Mapping the Collective: Potentials of Indie Game Collaborative Dynamics


Tuesday, November 11, 2014
10:00 – 17:00
Watershed, Bristol BS1 5TX

An AHRC Creative Territories Network event

A full programme for the day can be downloaded here

Mapping the Collective: Potentials of Indie Game Collaborative Dynamics – a symposium hosted by UWE Bristol’s Digital Cultures Research Centre at the Pervasive Media Studio/Watershed.

The event marks the final phase of the AHRC Creative Territories project – one of six AHRC Videogames Research Networks – bringing together an international network of researchers, with representatives from UK and EU Indie game collaborations and cultural and creative industry sector organisations.

Mapping the Collective is a forum for the network to consult key creative and game maker constituencies and researchers about the themes and propositions it has formulated during the year.  We’ll be sharing our ideas and hearing from network partners, in preparation for the delivery of a ‘Good Hubbing Guide’.

Creative Territories examines the economically and culturally significant indie games element of the video games industry. It seeks to identify how the sector makes possible new kinds of cultural production, collaboration and creativity – formulating and mapping forward the key processes and connections that represent commercially viable, creatively sustainable and culturally valuable pathways for development. Project partner the Bristol Games Hub hosted the first event in May, and the network convened a second event in Utrecht over Summer 2014 involving the Dutch Game Garden and project partner, Utrecht University’s Media and Culture department.
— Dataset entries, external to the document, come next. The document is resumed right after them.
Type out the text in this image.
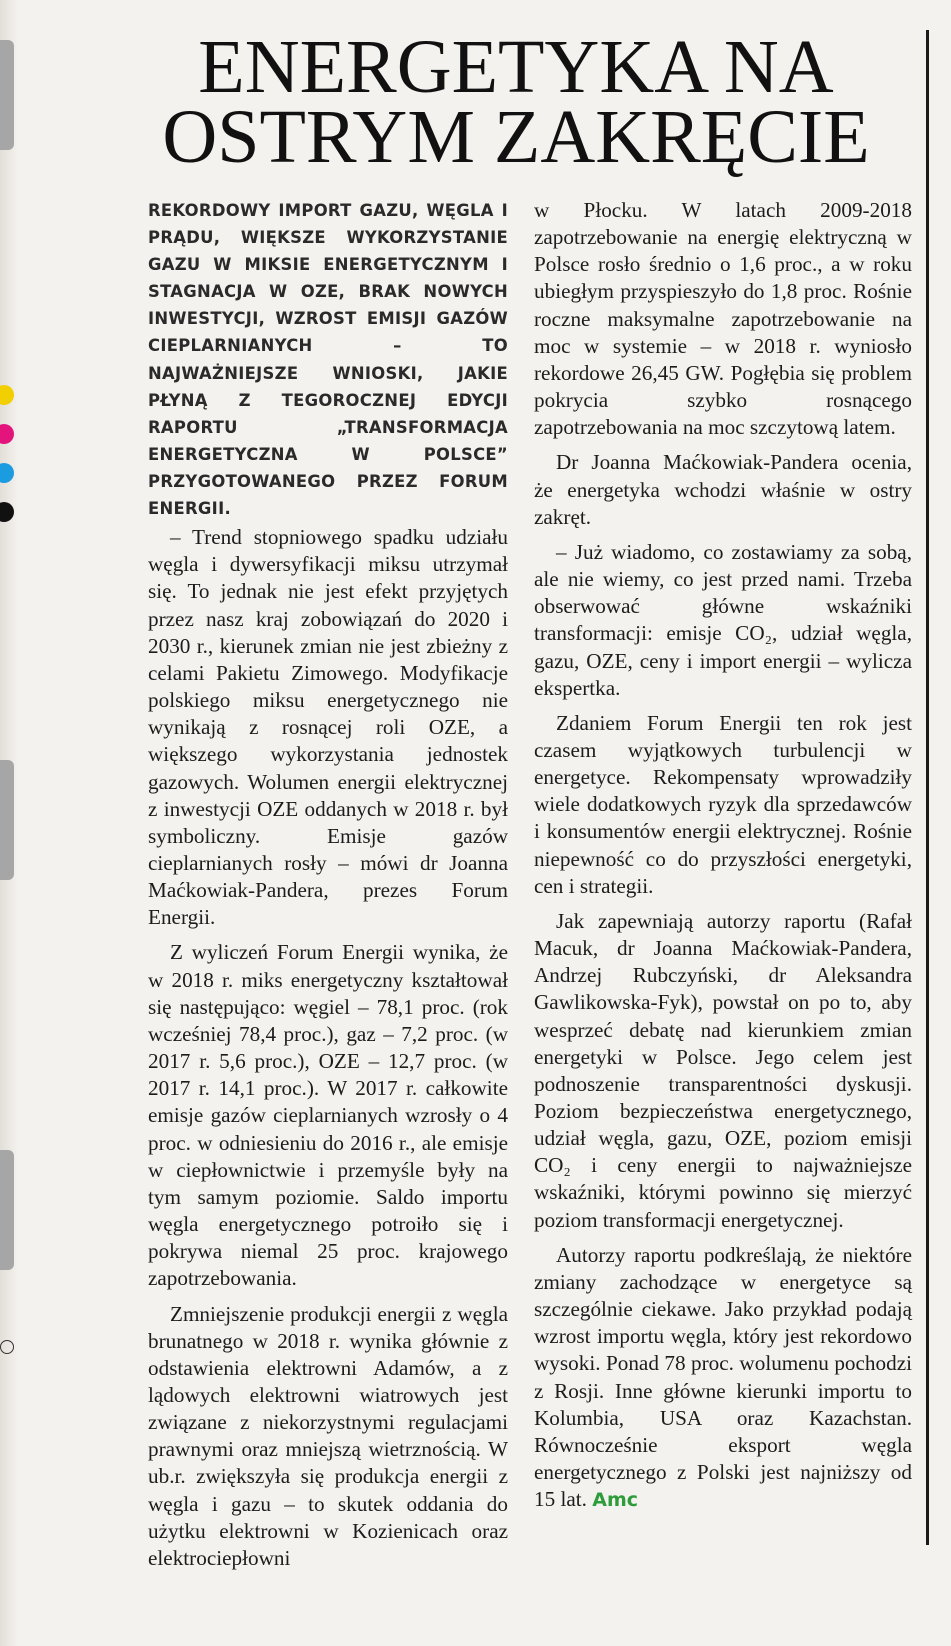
ENERGETYKA NA OSTRYM ZAKRĘCIE

REKORDOWY IMPORT GAZU, WĘGLA I PRĄDU, WIĘKSZE WYKORZYSTANIE GAZU W MIKSIE ENERGETYCZNYM I STAGNACJA W OZE, BRAK NOWYCH INWESTYCJI, WZROST EMISJI GAZÓW CIEPLARNIANYCH – TO NAJWAŻNIEJSZE WNIOSKI, JAKIE PŁYNĄ Z TEGOROCZNEJ EDYCJI RAPORTU „TRANSFORMACJA ENERGETYCZNA W POLSCE” PRZYGOTOWANEGO PRZEZ FORUM ENERGII.

– Trend stopniowego spadku udziału węgla i dywersyfikacji miksu utrzymał się. To jednak nie jest efekt przyjętych przez nasz kraj zobowiązań do 2020 i 2030 r., kierunek zmian nie jest zbieżny z celami Pakietu Zimowego. Modyfikacje polskiego miksu energetycznego nie wynikają z rosnącej roli OZE, a większego wykorzystania jednostek gazowych. Wolumen energii elektrycznej z inwestycji OZE oddanych w 2018 r. był symboliczny. Emisje gazów cieplarnianych rosły – mówi dr Joanna Maćkowiak-Pandera, prezes Forum Energii.

Z wyliczeń Forum Energii wynika, że w 2018 r. miks energetyczny kształtował się następująco: węgiel – 78,1 proc. (rok wcześniej 78,4 proc.), gaz – 7,2 proc. (w 2017 r. 5,6 proc.), OZE – 12,7 proc. (w 2017 r. 14,1 proc.). W 2017 r. całkowite emisje gazów cieplarnianych wzrosły o 4 proc. w odniesieniu do 2016 r., ale emisje w ciepłownictwie i przemyśle były na tym samym poziomie. Saldo importu węgla energetycznego potroiło się i pokrywa niemal 25 proc. krajowego zapotrzebowania.

Zmniejszenie produkcji energii z węgla brunatnego w 2018 r. wynika głównie z odstawienia elektrowni Adamów, a z lądowych elektrowni wiatrowych jest związane z niekorzystnymi regulacjami prawnymi oraz mniejszą wietrznością. W ub.r. zwiększyła się produkcja energii z węgla i gazu – to skutek oddania do użytku elektrowni w Kozienicach oraz elektrociepłowni

w Płocku. W latach 2009-2018 zapotrzebowanie na energię elektryczną w Polsce rosło średnio o 1,6 proc., a w roku ubiegłym przyspieszyło do 1,8 proc. Rośnie roczne maksymalne zapotrzebowanie na moc w systemie – w 2018 r. wyniosło rekordowe 26,45 GW. Pogłębia się problem pokrycia szybko rosnącego zapotrzebowania na moc szczytową latem.

Dr Joanna Maćkowiak-Pandera ocenia, że energetyka wchodzi właśnie w ostry zakręt.

– Już wiadomo, co zostawiamy za sobą, ale nie wiemy, co jest przed nami. Trzeba obserwować główne wskaźniki transformacji: emisje CO₂, udział węgla, gazu, OZE, ceny i import energii – wylicza ekspertka.

Zdaniem Forum Energii ten rok jest czasem wyjątkowych turbulencji w energetyce. Rekompensaty wprowadziły wiele dodatkowych ryzyk dla sprzedawców i konsumentów energii elektrycznej. Rośnie niepewność co do przyszłości energetyki, cen i strategii.

Jak zapewniają autorzy raportu (Rafał Macuk, dr Joanna Maćkowiak-Pandera, Andrzej Rubczyński, dr Aleksandra Gawlikowska-Fyk), powstał on po to, aby wesprzeć debatę nad kierunkiem zmian energetyki w Polsce. Jego celem jest podnoszenie transparentności dyskusji. Poziom bezpieczeństwa energetycznego, udział węgla, gazu, OZE, poziom emisji CO₂ i ceny energii to najważniejsze wskaźniki, którymi powinno się mierzyć poziom transformacji energetycznej.

Autorzy raportu podkreślają, że niektóre zmiany zachodzące w energetyce są szczególnie ciekawe. Jako przykład podają wzrost importu węgla, który jest rekordowo wysoki. Ponad 78 proc. wolumenu pochodzi z Rosji. Inne główne kierunki importu to Kolumbia, USA oraz Kazachstan. Równocześnie eksport węgla energetycznego z Polski jest najniższy od 15 lat. Amc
Key questions under consideration will include:

  • What is the relationship between tools and technologies and the creative development aims and trajectory of indie game collaboration?
  • How fluid are the dynamics of communication, access and exchange across industry-standard boundaries?
  • Are there exemplary models of activities for collaboration in the sector that enable innovation in content, technological development and modes of production – fostering new forms of creativity?
  • How does a hub or collective make its place in a neighbourhood, and negotiate or enable participations within its immediate local and creative community?
  • How are these collaborative spaces supported, endorsed, and promoted by public sector and industry groups?

Presenters will include Professor Jen Jenson (Director of the Institute for Research on Learning Technologies at York University, Toronto), Celia Pearce (Director of Indiecade and Associate Professor of Games Design, Northeastern University, Boston), network project partners Tom Rawlings (Co-Director, Bristol Games Hub) and Stefan Werning of Utrecht University’s Dept of Media and Culture, and project leaders Patrick Crogan (DCRC) and Helen Kennedy (Brighton University).